Depuis fin 2023, l'Allemagne applique une taxe de péage indexée sur les émissions de CO₂ pour les poids lourds — avec une exonération totale pour les camions électriques. Résultat : la rentabilité de ces véhicules s'améliore significativement sur les corridors longue distance. Pour les transporteurs français, l'équation mérite d'être regardée de près : les leviers existent aussi de ce côté du Rhin.
Ce que dit l'étude : les chiffres qui comptent
Une étude menée par l'Öko-Institut auprès de 57 entreprises de transport opérant des camions lourds électriques en Allemagne livre un verdict sans appel : 93 % des répondants se déclarent satisfaits ou très satisfaits de leurs véhicules électriques. Ce n'est pas un score de satisfaction client ordinaire — c'est le reflet d'un modèle économique qui commence à tenir la route.
Au cœur de cette satisfaction : l'exonération de la Maut CO₂, le péage allemand basé sur les émissions carbone entré en vigueur fin 2023. Contrairement aux camions diesel, les poids lourds électriques en sont exemptés, ce qui génère des économies substantielles sur les trajets longue distance. La plateforme logistique Transporeon a par ailleurs mené une analyse comparative des systèmes de péage européens, confirmant que cette variable devient un facteur structurant dans le calcul du coût total de possession (TCO) des flottes.

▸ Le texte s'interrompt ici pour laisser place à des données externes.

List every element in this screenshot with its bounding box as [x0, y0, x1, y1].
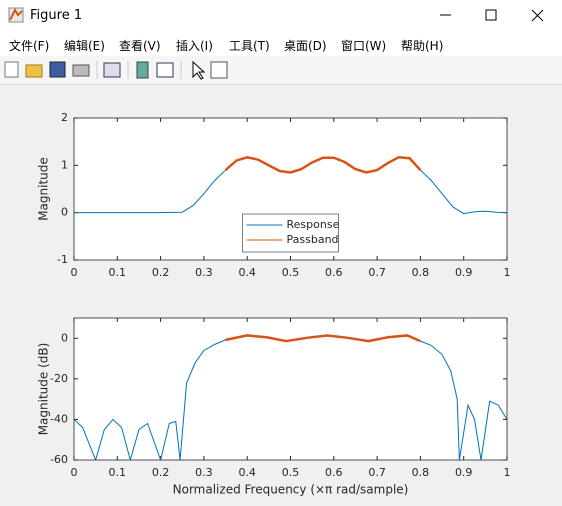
- x-tick-label: 0.2: [152, 266, 170, 279]
- x-tick-label: 0.1: [109, 266, 127, 279]
- x-axis-label: Normalized Frequency (×π rad/sample): [173, 483, 409, 497]
- x-tick-label: 0.9: [455, 266, 473, 279]
- x-tick-label: 0.4: [238, 266, 256, 279]
- maximize-button[interactable]: [485, 9, 497, 21]
- y-tick-label: -1: [57, 253, 68, 266]
- menu-bar: 文件(F) 编辑(E) 查看(V) 插入(I) 工具(T) 桌面(D) 窗口(W…: [0, 32, 562, 56]
- axes-box: [73, 317, 508, 461]
- x-tick-label: 0: [71, 266, 78, 279]
- menu-item[interactable]: 文件(F): [9, 39, 50, 53]
- y-tick-label: 0: [61, 206, 68, 219]
- toolbar-icons: [4, 60, 228, 80]
- new-button[interactable]: [4, 61, 19, 78]
- app-icon: [8, 7, 24, 23]
- x-tick-label: 0.7: [368, 466, 386, 479]
- menu-item[interactable]: 桌面(D): [284, 39, 327, 53]
- x-tick-label: 0.3: [195, 266, 213, 279]
- colorbar-button[interactable]: [136, 61, 149, 79]
- x-tick-label: 0.5: [282, 466, 300, 479]
- x-tick-label: 0.8: [412, 466, 430, 479]
- title-bar: Figure 1: [0, 0, 562, 32]
- legend-label: Response: [287, 218, 340, 231]
- y-tick-label: 1: [61, 158, 68, 171]
- pointer-button[interactable]: [192, 60, 206, 80]
- axes-box: [73, 117, 508, 261]
- y-axis-label: Magnitude: [37, 157, 51, 221]
- link-button[interactable]: [103, 62, 121, 78]
- menu-item[interactable]: 插入(I): [176, 39, 213, 53]
- x-tick-label: 0: [71, 466, 78, 479]
- y-tick-label: -60: [50, 453, 68, 466]
- menu-item[interactable]: 帮助(H): [401, 39, 444, 53]
- close-button[interactable]: [531, 9, 544, 22]
- open-button[interactable]: [25, 64, 43, 78]
- title-bar-icons: [8, 7, 544, 23]
- legend-button[interactable]: [156, 62, 174, 78]
- menu-item[interactable]: 工具(T): [229, 39, 270, 53]
- y-tick-label: 2: [61, 111, 68, 124]
- property-button[interactable]: [210, 61, 228, 79]
- y-tick-label: -40: [50, 412, 68, 425]
- data-line: [224, 155, 422, 174]
- x-tick-label: 0.8: [412, 266, 430, 279]
- toolbar: [0, 56, 562, 85]
- save-button[interactable]: [49, 61, 66, 78]
- x-tick-label: 0.2: [152, 466, 170, 479]
- x-tick-label: 1: [504, 266, 511, 279]
- x-tick-label: 1: [504, 466, 511, 479]
- data-line: [225, 334, 421, 343]
- x-tick-label: 0.1: [109, 466, 127, 479]
- y-tick-label: 0: [61, 331, 68, 344]
- x-tick-label: 0.5: [282, 266, 300, 279]
- x-tick-label: 0.9: [455, 466, 473, 479]
- y-tick-label: -20: [50, 372, 68, 385]
- x-tick-label: 0.6: [325, 466, 343, 479]
- plot-area: 0 0.1 0.2 0.3 0.4 0.5 0.6 0.7 0.8 0.9 1-1012Magnit…: [37, 111, 511, 497]
- app-icon-glyph: [9, 7, 23, 21]
- menu-item[interactable]: 窗口(W): [341, 39, 387, 53]
- x-tick-label: 0.4: [238, 466, 256, 479]
- x-tick-label: 0.7: [368, 266, 386, 279]
- print-button[interactable]: [72, 64, 90, 77]
- x-tick-label: 0.3: [195, 466, 213, 479]
- y-axis-label: Magnitude (dB): [37, 343, 51, 436]
- window-title: Figure 1: [30, 8, 83, 23]
- menu-item[interactable]: 编辑(E): [64, 39, 105, 53]
- x-tick-label: 0.6: [325, 266, 343, 279]
- legend-box: [242, 213, 339, 253]
- legend-label: Passband: [287, 233, 339, 246]
- menu-item[interactable]: 查看(V): [119, 39, 161, 53]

Johannes Pallasch, directeur de la Nationale Leitstelle Ladeinfrastruktur — la structure nationale allemande chargée du déploiement de l'infrastructure de recharge — insiste sur la cohérence entre incitations fiscales et développement du réseau de charge. Un écosystème qui se construit pièce par pièce.
France : ce que ça change pour les transporteurs
La France ne dispose pas, à ce jour, d'un équivalent direct de la Maut CO₂ allemande pour les poids lourds. Mais les leviers d'optimisation du TCO sont nombreux et souvent sous-exploités par les PME et gestionnaires de flottes.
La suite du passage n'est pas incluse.